Established in 2009, Cloudreach is a leading, global cloud solutions provider, helping companies take advantage of public cloud services like Amazon Web Services, Microsoft Azure, and Google Cloud Platform. With more than 1,000 employees in 20 offices across the world, Cloudreach works with clients like Hearst Corporation, Time Inc., Eurostar, Penguin Random House, Moonpig, and more, offering services that “make [their] systems, processes and culture cloud-ready” and services that “help [them] continually maximize returns and seize new opportunities”. I’m not exactly sure what that means but they seem to be doing it at the highest level. Recently, Cloudreach introduced a new identity designed by the London, UK, office of Siegel+Gale.
The new brand positioning expresses Cloudreach’s strong competitive advantage. Its capabilities go beyond leveraging the full benefits of cloud technology to cultural transformation—its services and software create behaviors and cultures that drive innovation and a better way of working. Cloudreach’s new tagline—Elevate your future—is a clear expression of its brand mission and personality.
“Cloudreach has an innate understanding of what the future looks like, giving them the ability to help their customers stay one step ahead and successfully navigate their migration to the cloud.” said Deva Corriveau, Design Director, Siegel+Gale. “To suggest this predictive quality, the graphic style of the brand recalls isobar diagrams on a weather map, creating a visual language that subtly references ‘the cloud’ and, more importantly, the elevated perspective that customers of Cloudreach benefit from.”
The old logo was mostly okay, with dynamic-looking arrow-like things going upwards (presumably into the cloud) in formation, along with a decent, techie typeface, which was fine until someone couldn’t resist making the “A” look like the flying arrows, making that letter stand out like a sore thumb.

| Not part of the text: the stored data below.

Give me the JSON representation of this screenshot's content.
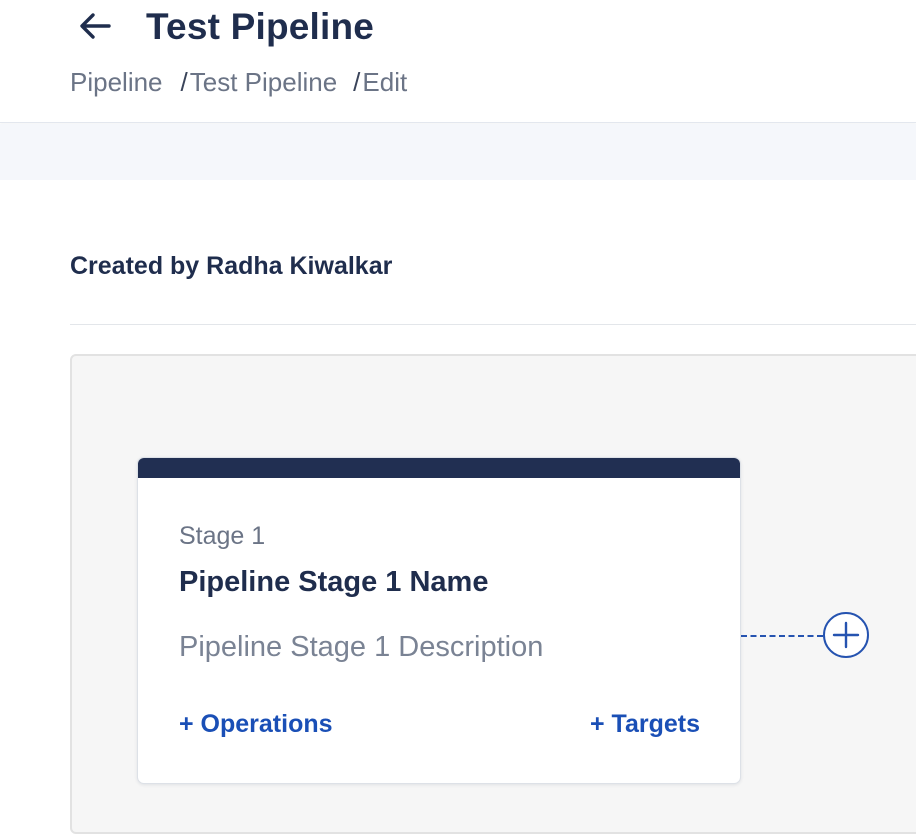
{
  "header": {
    "title": "Test Pipeline",
    "back_icon": "arrow-left-icon",
    "breadcrumb": [
      {
        "label": "Pipeline"
      },
      {
        "sep": "/",
        "label": "Test Pipeline"
      },
      {
        "sep": "/",
        "label": "Edit"
      }
    ]
  },
  "meta": {
    "created_by": "Created by Radha Kiwalkar"
  },
  "stages": [
    {
      "number_label": "Stage 1",
      "name": "Pipeline Stage 1 Name",
      "description": "Pipeline Stage 1 Description",
      "operations_label": "+ Operations",
      "targets_label": "+ Targets"
    }
  ],
  "add_stage_icon": "plus-circle-icon",
  "colors": {
    "brand_dark": "#212f52",
    "link_blue": "#1a4fb6",
    "text_dark": "#1f2d4d",
    "text_muted": "#6b7486"
  }
}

It was all fine but didn’t exactly feel like a category leader. The new logo has a more confident presence with a bold — really bold — wordmark and a groovy accompanying graphic masked in a circle that gives it a globe-like quality. The graphic is an abstraction of isobars, a “line on a weather map of constant barometric pressure” that help weather forecasting so there is a slightly ambitious concept behind with a slight stretch of relation to their services in that Cloudreach can help navigate the ups and downs of the cloud as if it were the weather. Or something. Point being, the identity isn’t just a generic sans serif with all the colors and faceless people illustrations — there is some sort of conceptual exercise in play and it’s quite alright. The isobar graphic looks good in the thin line approach on the logo but it comes nicely to life in the 3D renderings.
The renderings become attractive and engaging backgrounds for the applications that, along with the yellow brand color, ever so slightly avoid the usual cloud aesthetics of blue and green computer-looking things. The thin sans serif used for headlines looks good in contrast with the bold wordmark and 3D backgrounds (not so much with the line-art background in the posters below).
The applications are fine… it’s mostly the logo on surfaces. For some reason, in this particular case, I wish the renders were less aspirational and more grounded… like, just show me the business cards, employee ID card, or office pens… street posters that are not going to happen look cool but I want to see real, dorkier approaches. But I digress. Overall, I really like the isobar graphics visually and as a different interpretation of cloud services and how they help Cloudreach look like a more interesting, attractive, and thoughtful company to work with and for.